Patung yang diresmikan Zulkifli pada 17 Juli 2017 atau bertepatan dengan ulang tahun kelenteng kemudian menjadi daya tarik wisatawan. Belakangan, keberadaan patung setinggi 30,4 meter itu diributkan banyak pihak lantaran diduga menyalahi aturan.
"Sebagai ketua MPR saya diminta untuk hadir dalam peringatan ulang tahun Kwan Sing Tee Koen ke-1857. Undangan ini saya penuhi dengan itikad baik persaudaraan," ujar Zulkifli dalam pernyataannya, Selasa malam (1/8).

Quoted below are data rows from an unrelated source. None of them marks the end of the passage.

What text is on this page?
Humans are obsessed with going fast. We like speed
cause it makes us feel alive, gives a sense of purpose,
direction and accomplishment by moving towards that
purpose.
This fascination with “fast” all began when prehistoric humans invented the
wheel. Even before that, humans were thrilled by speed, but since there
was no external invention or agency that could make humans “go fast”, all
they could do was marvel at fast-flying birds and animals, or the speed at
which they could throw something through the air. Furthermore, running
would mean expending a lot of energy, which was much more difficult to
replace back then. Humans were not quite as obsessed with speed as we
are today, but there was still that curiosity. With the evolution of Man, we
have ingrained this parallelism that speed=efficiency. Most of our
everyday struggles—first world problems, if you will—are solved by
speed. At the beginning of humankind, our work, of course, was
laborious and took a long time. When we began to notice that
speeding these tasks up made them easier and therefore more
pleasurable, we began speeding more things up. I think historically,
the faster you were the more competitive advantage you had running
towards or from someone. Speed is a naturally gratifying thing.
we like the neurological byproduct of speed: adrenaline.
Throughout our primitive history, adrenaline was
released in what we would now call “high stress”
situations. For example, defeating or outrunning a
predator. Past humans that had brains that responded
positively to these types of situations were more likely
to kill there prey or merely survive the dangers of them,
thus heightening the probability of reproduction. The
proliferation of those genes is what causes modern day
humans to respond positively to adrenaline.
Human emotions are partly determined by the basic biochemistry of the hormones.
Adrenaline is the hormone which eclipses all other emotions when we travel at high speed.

Dia menggarisbawahi bahwa perihal izin pendirian patung, ketinggian dan ukuran bukanlah wewenangnya sebagai pimpinan lembaga tinggi negara.
"Saya datang dalam rangkaian acara peringatan ulang tahun/memorial, bukan mengizinkan pendirian patung," kata Zulkifli.

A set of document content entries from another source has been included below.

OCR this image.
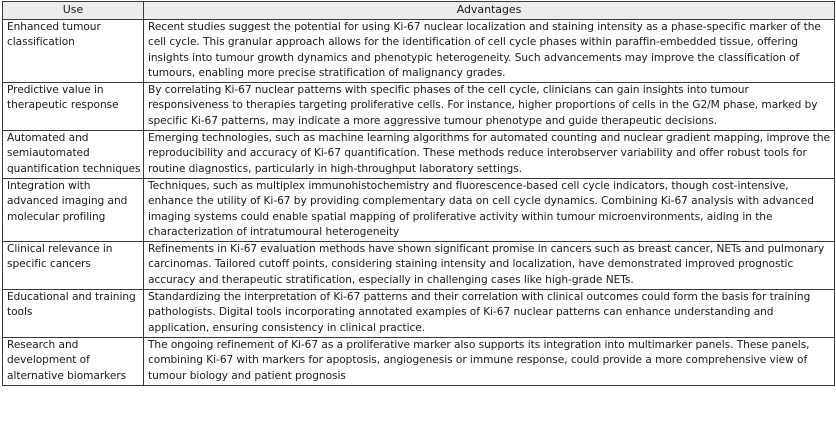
Use	Advantages
Enhanced tumour classification	Recent studies suggest the potential for using Ki-67 nuclear localization and staining intensity as a phase-specific marker of the cell cycle. This granular approach allows for the identification of cell cycle phases within paraffin-embedded tissue, offering insights into tumour growth dynamics and phenotypic heterogeneity. Such advancements may improve the classification of tumours, enabling more precise stratification of malignancy grades.
Predictive value in therapeutic response	By correlating Ki-67 nuclear patterns with specific phases of the cell cycle, clinicians can gain insights into tumour responsiveness to therapies targeting proliferative cells. For instance, higher proportions of cells in the G2/M phase, marked by specific Ki-67 patterns, may indicate a more aggressive tumour phenotype and guide therapeutic decisions.
Automated and semiautomated quantification techniques	Emerging technologies, such as machine learning algorithms for automated counting and nuclear gradient mapping, improve the reproducibility and accuracy of Ki-67 quantification. These methods reduce interobserver variability and offer robust tools for routine diagnostics, particularly in high-throughput laboratory settings.
Integration with advanced imaging and molecular profiling	Techniques, such as multiplex immunohistochemistry and fluorescence-based cell cycle indicators, though cost-intensive, enhance the utility of Ki-67 by providing complementary data on cell cycle dynamics. Combining Ki-67 analysis with advanced imaging systems could enable spatial mapping of proliferative activity within tumour microenvironments, aiding in the characterization of intratumoural heterogeneity
Clinical relevance in specific cancers	Refinements in Ki-67 evaluation methods have shown significant promise in cancers such as breast cancer, NETs and pulmonary carcinomas. Tailored cutoff points, considering staining intensity and localization, have demonstrated improved prognostic accuracy and therapeutic stratification, especially in challenging cases like high-grade NETs.
Educational and training tools	Standardizing the interpretation of Ki-67 patterns and their correlation with clinical outcomes could form the basis for training pathologists. Digital tools incorporating annotated examples of Ki-67 nuclear patterns can enhance understanding and application, ensuring consistency in clinical practice.
Research and development of alternative biomarkers	The ongoing refinement of Ki-67 as a proliferative marker also supports its integration into multimarker panels. These panels, combining Ki-67 with markers for apoptosis, angiogenesis or immune response, could provide a more comprehensive view of tumour biology and patient prognosis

Ditambahkan Zulkifli, sudah menjadi tugasnya sebagai ketua MPR dalam menjaga keberagaman di Indonesia. Termasuk juga dalam menghormati undangan dari pemeluk agama lain.
"Kewajiban ketua MPR adalah menjaga kebhinnekaan, merawat keberagaman dan mengayomi semua golongan, termasuk kelompok Tionghoa di Tuban. Kita semua adalah saudara sebangsa," imbuhnya.

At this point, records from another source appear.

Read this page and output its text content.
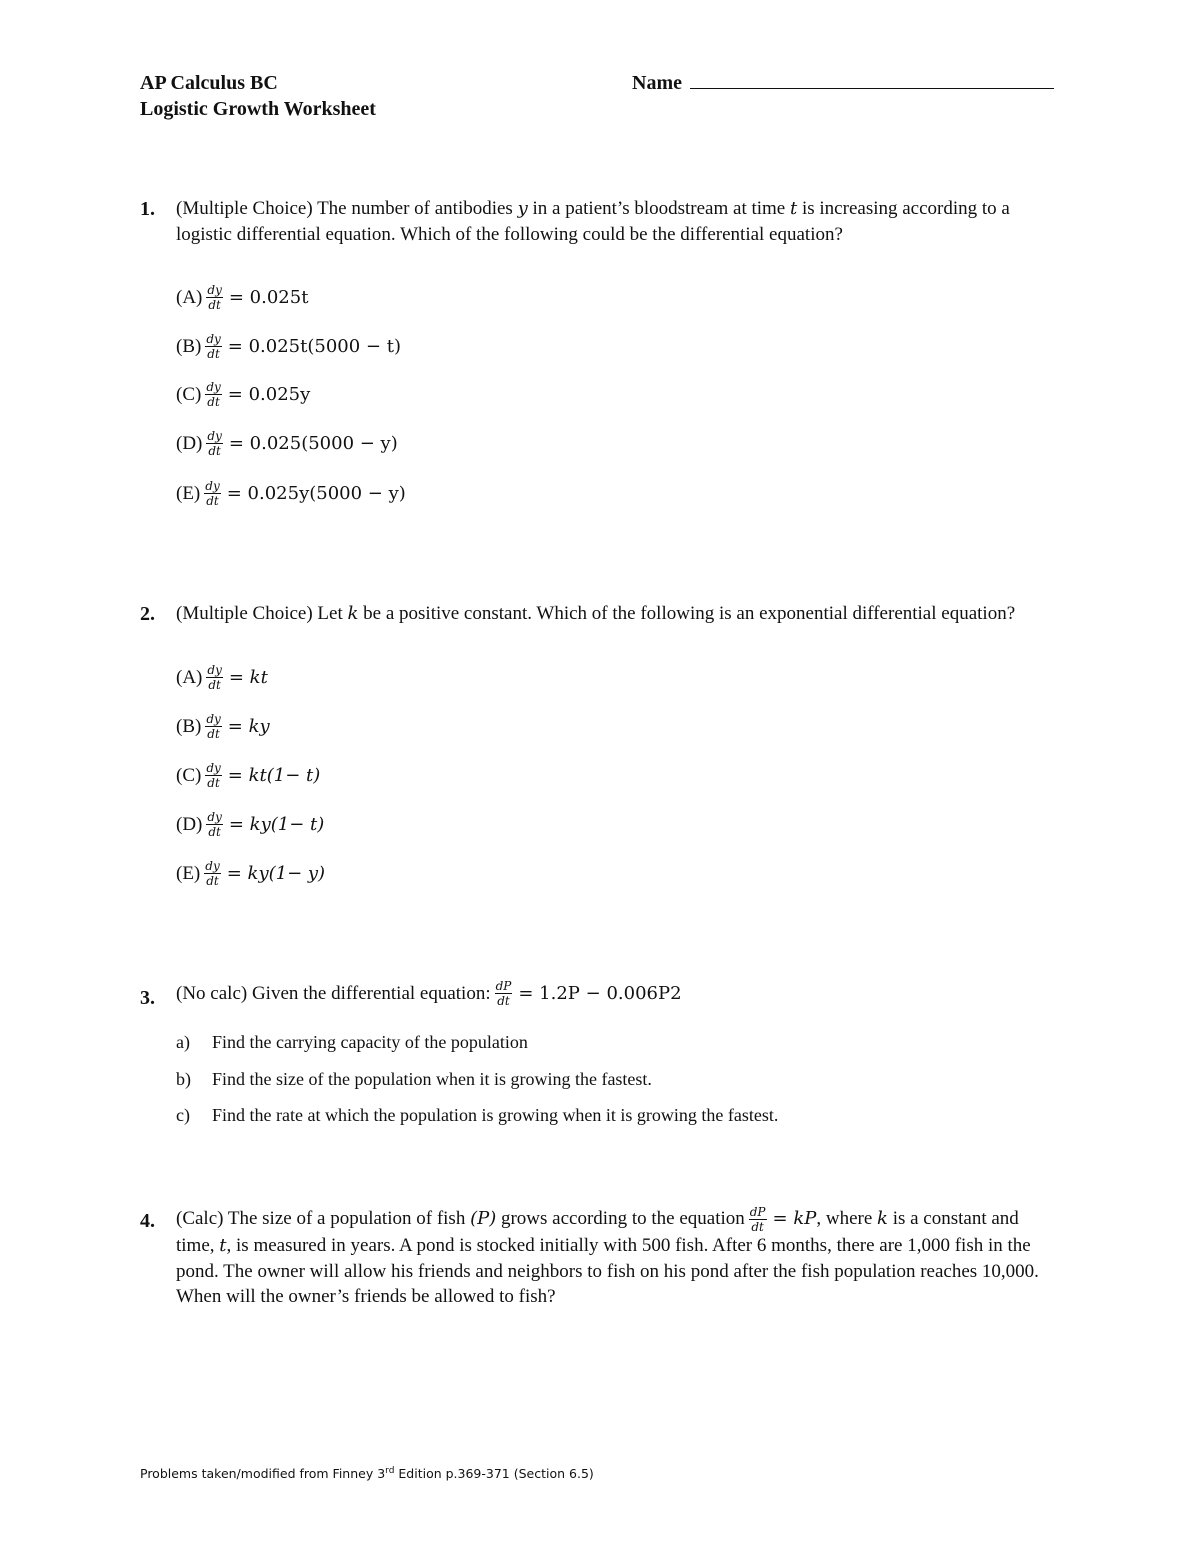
AP Calculus BC
Logistic Growth Worksheet
Name
1. (Multiple Choice) The number of antibodies y in a patient’s bloodstream at time t is increasing according to a logistic differential equation. Which of the following could be the differential equation?
$(A) \frac{dy}{dt} = 0.025t$
$(B) \frac{dy}{dt} = 0.025t(5000 - t)$
$(C) \frac{dy}{dt} = 0.025y$
$(D) \frac{dy}{dt} = 0.025(5000 - y)$
$(E) \frac{dy}{dt} = 0.025y(5000 - y)$
2. (Multiple Choice) Let k be a positive constant. Which of the following is an exponential differential equation?
$(A) \frac{dy}{dt}$ = kt
$(B) \frac{dy}{dt}$ = ky
$(C) \frac{dy}{dt} = kt(1- t)$
$(D) \frac{dy}{dt} = ky(1- t)$
$(E) \frac{dy}{dt} = ky(1- y)$
3. (No calc) Given the differential equation: $\frac{dP}{dt} = 1.2P - 0.006P$ 2
a)	Find the carrying capacity of the population
b)	Find the size of the population when it is growing the fastest.
c)	Find the rate at which the population is growing when it is growing the fastest.
4. (Calc) The size of a population of fish (P) grows according to the equation $\frac{dP}{dt}$ = kP, where k is a constant and time, t, is measured in years. A pond is stocked initially with 500 fish. After 6 months, there are 1,000 fish in the pond. The owner will allow his friends and neighbors to fish on his pond after the fish population reaches 10,000. When will the owner’s friends be allowed to fish?
Problems taken/modified from Finney 3rd Edition p.369-371 (Section 6.5)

Patung dewa raksasa di Kelenteng Kwan Sing Bio belakangan diketahui belum memiliki izin pendirian dari pemerintah daerah. Meski begitu, patung yang menggambarkan sosok Kong Co Kwan Sing Tee Koen dengan memegang pedang berdiri gagah di sebelah selatan kompleks kelenteng. Didominasi warna hijau, kuning emas serta coklat, patung dengan anggaran pembangunan Rp 2,5 miliar itu berdiri menjulang dan menjadi yang terbesar di Asia Tenggara.